INTRODUCTION
When examining a health crisis or epidemic, it is beneficial to diagnose which areas or sects of people experience the strongest association with high or low numbers of a disease. This way, city and county health officials can combat the pandemic effectively. For this reason, correlational studies are used. Studying fifteen cities within four counties in Northern New Jersey, strong associations between different variables and high AIDS rates were found. Factors studied whose results showed strong relationships were: percentages of different races in given cities, percentages of households with inadequate indoor plumbing and on public assistance, median household income, and violent crime rates in given cities. Other factors such as different levels of education, percentages populations where no English is spoken, and distance to Manhattan, New York did not correlate as well.

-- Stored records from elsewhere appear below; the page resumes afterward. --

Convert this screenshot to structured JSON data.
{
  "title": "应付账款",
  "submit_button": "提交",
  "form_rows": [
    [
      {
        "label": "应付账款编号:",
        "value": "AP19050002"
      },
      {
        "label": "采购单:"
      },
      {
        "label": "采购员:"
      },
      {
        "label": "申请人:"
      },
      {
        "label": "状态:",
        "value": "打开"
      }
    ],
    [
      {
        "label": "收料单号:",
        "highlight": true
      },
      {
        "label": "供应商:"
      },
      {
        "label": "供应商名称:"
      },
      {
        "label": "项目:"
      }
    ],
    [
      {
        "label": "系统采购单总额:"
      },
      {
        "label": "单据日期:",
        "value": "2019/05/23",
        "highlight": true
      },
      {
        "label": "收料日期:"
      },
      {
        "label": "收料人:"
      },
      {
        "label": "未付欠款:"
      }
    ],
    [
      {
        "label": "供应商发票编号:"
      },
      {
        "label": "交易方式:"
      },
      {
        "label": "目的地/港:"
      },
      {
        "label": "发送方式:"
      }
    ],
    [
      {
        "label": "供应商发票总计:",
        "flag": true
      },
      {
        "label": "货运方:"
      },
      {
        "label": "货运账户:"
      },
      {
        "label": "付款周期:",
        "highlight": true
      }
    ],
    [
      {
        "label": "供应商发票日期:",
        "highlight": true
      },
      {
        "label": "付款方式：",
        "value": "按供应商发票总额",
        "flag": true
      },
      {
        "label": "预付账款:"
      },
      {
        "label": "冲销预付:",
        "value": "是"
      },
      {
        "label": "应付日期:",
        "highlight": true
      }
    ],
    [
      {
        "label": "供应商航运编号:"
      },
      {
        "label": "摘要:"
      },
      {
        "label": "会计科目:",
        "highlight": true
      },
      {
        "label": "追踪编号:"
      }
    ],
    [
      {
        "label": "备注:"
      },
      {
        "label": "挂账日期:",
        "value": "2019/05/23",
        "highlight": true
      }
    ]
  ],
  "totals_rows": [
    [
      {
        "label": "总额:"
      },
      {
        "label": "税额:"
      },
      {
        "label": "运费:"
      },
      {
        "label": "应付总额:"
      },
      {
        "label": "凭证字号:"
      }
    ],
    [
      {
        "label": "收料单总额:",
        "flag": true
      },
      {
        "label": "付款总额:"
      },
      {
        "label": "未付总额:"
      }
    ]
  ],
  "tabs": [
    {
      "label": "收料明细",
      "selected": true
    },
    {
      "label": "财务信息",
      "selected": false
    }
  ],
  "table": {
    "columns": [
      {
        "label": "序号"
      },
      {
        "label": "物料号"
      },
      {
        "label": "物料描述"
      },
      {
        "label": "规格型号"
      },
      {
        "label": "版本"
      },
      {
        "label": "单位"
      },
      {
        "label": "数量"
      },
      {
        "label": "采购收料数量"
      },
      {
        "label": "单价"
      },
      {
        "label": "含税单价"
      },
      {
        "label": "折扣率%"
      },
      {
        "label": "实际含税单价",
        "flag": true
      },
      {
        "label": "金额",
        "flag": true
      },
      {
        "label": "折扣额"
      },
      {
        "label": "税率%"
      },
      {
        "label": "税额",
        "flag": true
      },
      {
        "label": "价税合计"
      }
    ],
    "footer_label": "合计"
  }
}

In order to fully understand the study, correlations and correlation coefficients must be operationally defined. Correlation coefficients are calculated to measure how well two variables co-vary. They are assigned values between the numbers negative one and positive one. A negative correlation implies that as one variable gets bigger, the other gets smaller while a positive correlation shows that the two variables increase or decrease together. The closer to negative or positive one the value is, the stronger the relationship. While correlations allow for conclusions about associations between variables, they do not imply causation (i.e. one variable is causing the other to get bigger or smaller). A statistically significant correlation depends on how confident the analyst wants to be in his or her conclusions. Correlations significant at 95% confidence (with a p value of 0.05) were found in this study. In order for a correlation to be significant at this level, the correlation coefficient must be less than 0.514 or greater than -0.514. Often times, it is useful to construct an XY scatterplot to depict the relationship between the two variables and identify outliers.